Esta serie de época es una de las mejores opciones si querés ver un drama atrapante

Vestuario, actuaciones y una historia adictiva: la serie de época que no vas a poder dejar pasar. Te contamos de qué se trata.

Victoria: una joya que combina tradición, pasión y conflictos palaciegos.

Victoria: una joya que combina tradición, pasión y conflictos palaciegos.

ITV

La serie histórica Victoria es una de las mejores opciones para quienes buscan un drama real bien actuado, elegante y atrapante.

Con un despliegue de producción impecable y una interpretación magnética de Jenna Coleman, la ficción revive los primeros años del reinado de una de las monarcas más influyentes de la historia británica. Lejos de ser un simple biopic, Victoria combina intrigas políticas, tensiones familiares, romances apasionados y el peso de un cargo para el que la protagonista, al comienzo, parece no estar preparada.

A lo largo de sus tres temporadas, esta serie de época logra un equilibrio perfecto entre el rigor histórico y la narrativa emocional. El resultado es un retrato íntimo, humano y a la vez majestuoso, que muestra a una joven mujer enfrentándose a un mundo gobernado por hombres que no desean verla triunfar, mientras ella busca su propia voz y autoridad.

¿De qué se trata Victoria?

Victoria (1)

La historia comienza en 1837, cuando Alexandrina Victoria se convierte en reina a los 18 años tras la muerte de su tío, el rey Guillermo IV. Criada en aislamiento en el Palacio de Kensington bajo el control de su madre, la duquesa de Kent, y del manipulador Sir John Conroy, Victoria debe dar un giro radical a su vida de un día para otro.

Inexperta, vigilada y constantemente subestimada, la joven monarca se apoya en el primer ministro Lord Melbourne, su consejero de confianza, para navegar los complejos rituales, tensiones y responsabilidades de la corte. Pero su vida personal también comienza a transformarse cuando conoce al príncipe Alberto de Sajonia-Coburgo-Gotha, con quien entabla una relación profunda, apasionada y decisiva tanto para su vida privada como para su papel como reina.

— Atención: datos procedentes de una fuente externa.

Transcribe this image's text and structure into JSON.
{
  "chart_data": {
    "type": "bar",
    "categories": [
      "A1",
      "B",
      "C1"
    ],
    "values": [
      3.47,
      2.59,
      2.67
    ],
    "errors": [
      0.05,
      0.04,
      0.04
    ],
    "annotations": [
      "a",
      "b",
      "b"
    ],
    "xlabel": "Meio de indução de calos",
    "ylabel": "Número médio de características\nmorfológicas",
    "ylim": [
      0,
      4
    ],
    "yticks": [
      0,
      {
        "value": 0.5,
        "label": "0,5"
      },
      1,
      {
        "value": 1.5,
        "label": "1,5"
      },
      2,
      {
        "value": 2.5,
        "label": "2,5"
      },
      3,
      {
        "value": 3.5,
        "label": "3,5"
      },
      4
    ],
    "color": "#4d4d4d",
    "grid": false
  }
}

La serie explora los desafíos de una reina que debe demostrar su capacidad en un escenario dominado por hombres que cuestionan cada una de sus decisiones. Es un retrato de cómo Victoria evoluciona de una joven emocional e impulsiva a una líder fuerte, estratégica y consciente de su papel histórico.

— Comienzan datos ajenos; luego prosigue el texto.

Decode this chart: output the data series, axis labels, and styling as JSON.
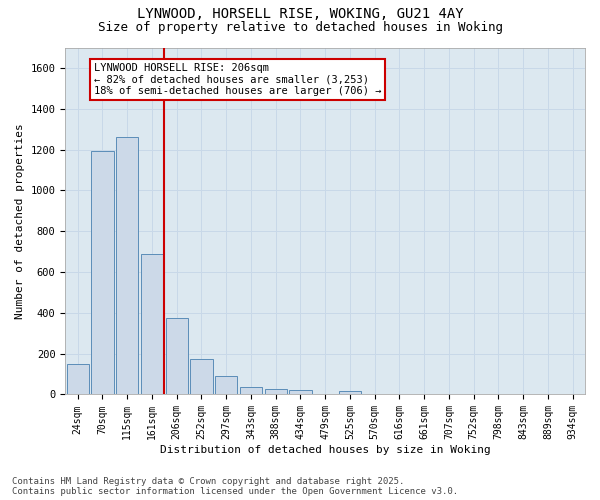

Su relación con Alberto se convierte en uno de los pilares más destacados del relato. Aunque se casan por razones políticas y familiares, la conexión emocional entre ambos crece con fuerza. En la ficción (al igual que en la vida real), Victoria y Alberto forman una pareja compleja: opuestos, temperamentales, complementarios. Él se convierte en un consejero prudente y figura neutral dentro de las disputas políticas, mientras ella demuestra que puede gobernar con firmeza, sensibilidad y ambición.

A lo largo de sus episodios, la serie recrea con detalle la vida palaciega, las tensiones internas en la corona británica, los cambios sociales y culturales de la época y el crecimiento personal de Victoria como mujer y como monarca. Cada capítulo está construido con emoción, rigurosidad histórica y una fotografía exquisita que realza la magnitud del período victoriano.

Con actuaciones brillantes, una trama atrapante y una protagonista magnética, Victoria es una recomendación ideal para quienes disfrutan de historias reales narradas con profundidad emocional y un despliegue visual impecable.